The Irish in me gets a good chuckle out of this one:
"We have always found the Irish a bit odd. They refuse to be English."
--Winston Churchill
The English in me just takes another sip of tea.

There are lots of sights to see here if we ever get around to them, but for now I am quite happy with the ones we have seen and I put this picture on my desktop.

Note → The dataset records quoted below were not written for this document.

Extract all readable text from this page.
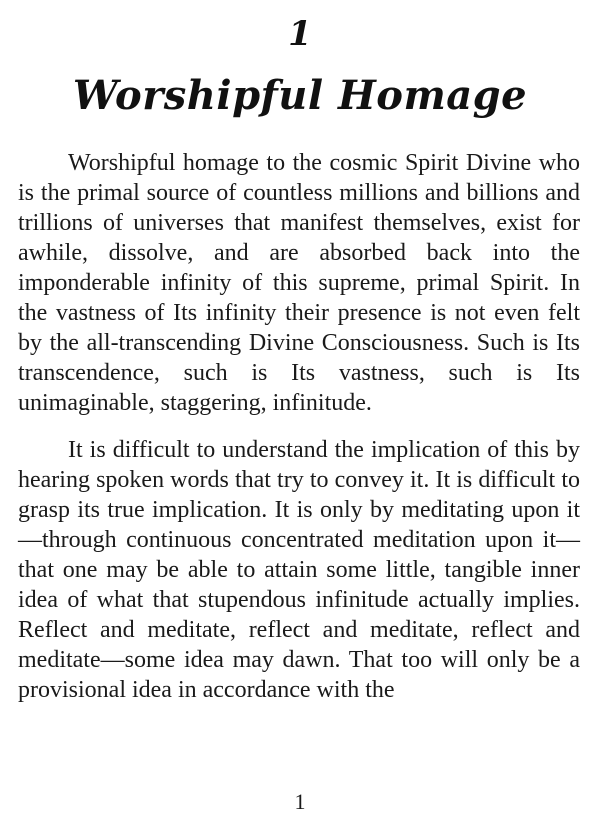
1
Worshipful Homage

Worshipful homage to the cosmic Spirit Divine who is the primal source of countless millions and billions and trillions of universes that manifest themselves, exist for awhile, dissolve, and are absorbed back into the imponderable infinity of this supreme, primal Spirit. In the vastness of Its infinity their presence is not even felt by the all-transcending Divine Consciousness. Such is Its transcendence, such is Its vastness, such is Its unimaginable, staggering, infinitude.

It is difficult to understand the implication of this by hearing spoken words that try to convey it. It is difficult to grasp its true implication. It is only by meditating upon it—through continuous concentrated meditation upon it—that one may be able to attain some little, tangible inner idea of what that stupendous infinitude actually implies. Reflect and meditate, reflect and meditate, reflect and meditate—some idea may dawn. That too will only be a provisional idea in accordance with the

1
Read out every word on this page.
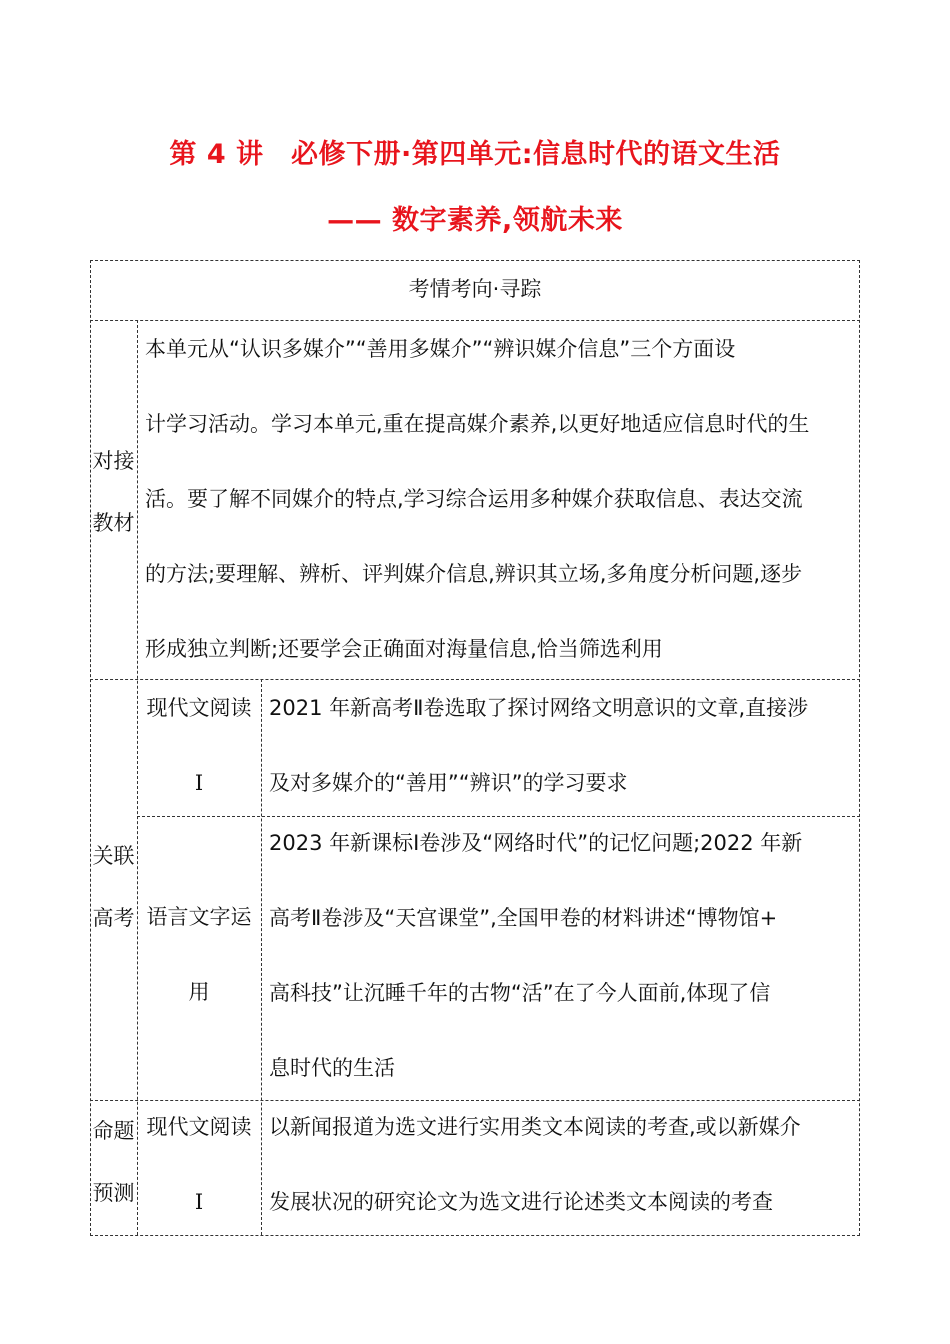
第 4 讲　必修下册·第四单元:信息时代的语文生活
—— 数字素养,领航未来
考情考向·寻踪
对接
教材
本单元从“认识多媒介”“善用多媒介”“辨识媒介信息”三个方面设
计学习活动。学习本单元,重在提高媒介素养,以更好地适应信息时代的生
活。要了解不同媒介的特点,学习综合运用多种媒介获取信息、表达交流
的方法;要理解、辨析、评判媒介信息,辨识其立场,多角度分析问题,逐步
形成独立判断;还要学会正确面对海量信息,恰当筛选利用
关联
高考
现代文阅读
Ⅰ
2021 年新高考Ⅱ卷选取了探讨网络文明意识的文章,直接涉
及对多媒介的“善用”“辨识”的学习要求
语言文字运
用
2023 年新课标Ⅰ卷涉及“网络时代”的记忆问题;2022 年新
高考Ⅱ卷涉及“天宫课堂”,全国甲卷的材料讲述“博物馆+
高科技”让沉睡千年的古物“活”在了今人面前,体现了信
息时代的生活
命题
预测
现代文阅读
Ⅰ
以新闻报道为选文进行实用类文本阅读的考查,或以新媒介
发展状况的研究论文为选文进行论述类文本阅读的考查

I'm looking forward to coming home. It'll be fun to see everyone. And fun to drive my own car and I'll have to buy some shoes and run around and do this and that and find out what I'm missing and then tear myself away and that'll be hard but oh well at least life isn't boring. Well, boring if you study all day, but not boring when you think about being here today and there tomorrow and nothing goes according to plan, well not my plan anyway, so there's no such thing as settling down and getting comfortable which may not be a good idea anyway, and when you write posts you don't have to worry about run-ons and dangling modifiers and you can just run-on and dangle anywhere you want. All that being easier when the weather is good and it's warm and sunny and your feet don't hurt for the moment and there's no deadlines you have to meet except the ones you make for yourself which you can miss as often as you feel like. And if you don't feel like it you can drive yourself crazy but what's the point, except when you have OCD that IS the point. It might be fun to work a jigsaw puzzle with Elijah. Well, I'd better go. Yellala, bye! (That's what they say here.)

May 3, 2010

May

I never was a writer. I just keep this blog up as a sort of contact with y'all back home, and anyone else who is interested. I've haven't done anything special lately, like playing violin with Sam. I don't even practice. Life is just same-o, same-o. If it weren't for going to Ulpan, it would be pretty boring. But I l-o-v-e going to Ulpan.
There are about 22 students, when they all show up, and we're all in the same boat, meaning we're trying to learn as much as we can as fast as we can. Which probably stimulates the teacher to talk more, and faster, and throw in extra words that we can't possibly memorize fast enough. If we'd all play dumb, she'd have to slow down. Or maybe not, since we have to finish the book one way or another. Today the teacher passed out a bunch of different pictures and we were supposed to discuss (in Hebrew, of course) with each other what we thought the people in the pictures were saying or thinking. Such as: a silhouette of two people arguing angrily, or another of two people with their backs to each other like they were refusing to speak to each other. Or one of three people talking together while a fourth is off to the side with her arms folded frowning at them. Or one of a man getting off a plane with several bags and trying to manage several small children. Or a woman looking upward with her hands on her hat. Or a woman with a mischievous look about to pour water on the face of a man who is snoring. Or a baby with a surprised look on his face. Or a woman underneath a desk with computers and wires all around. She looked like she could have been thinking, "This is a really big problem," or "What a hopeless mess!" or, "Do I dare plug this into this?" Or, "I think I need someone to help."

Somewhere along the line I picked up the Russian word for blanket and the French word for beach. This has the tendency to become addicting.

I think stone walls look nice with flowers in front of them. Or flowers look nice with a stone wall behind them.



I am not a city person at heart, but I must say that I can't imagine a better city than Jerusalem to live in.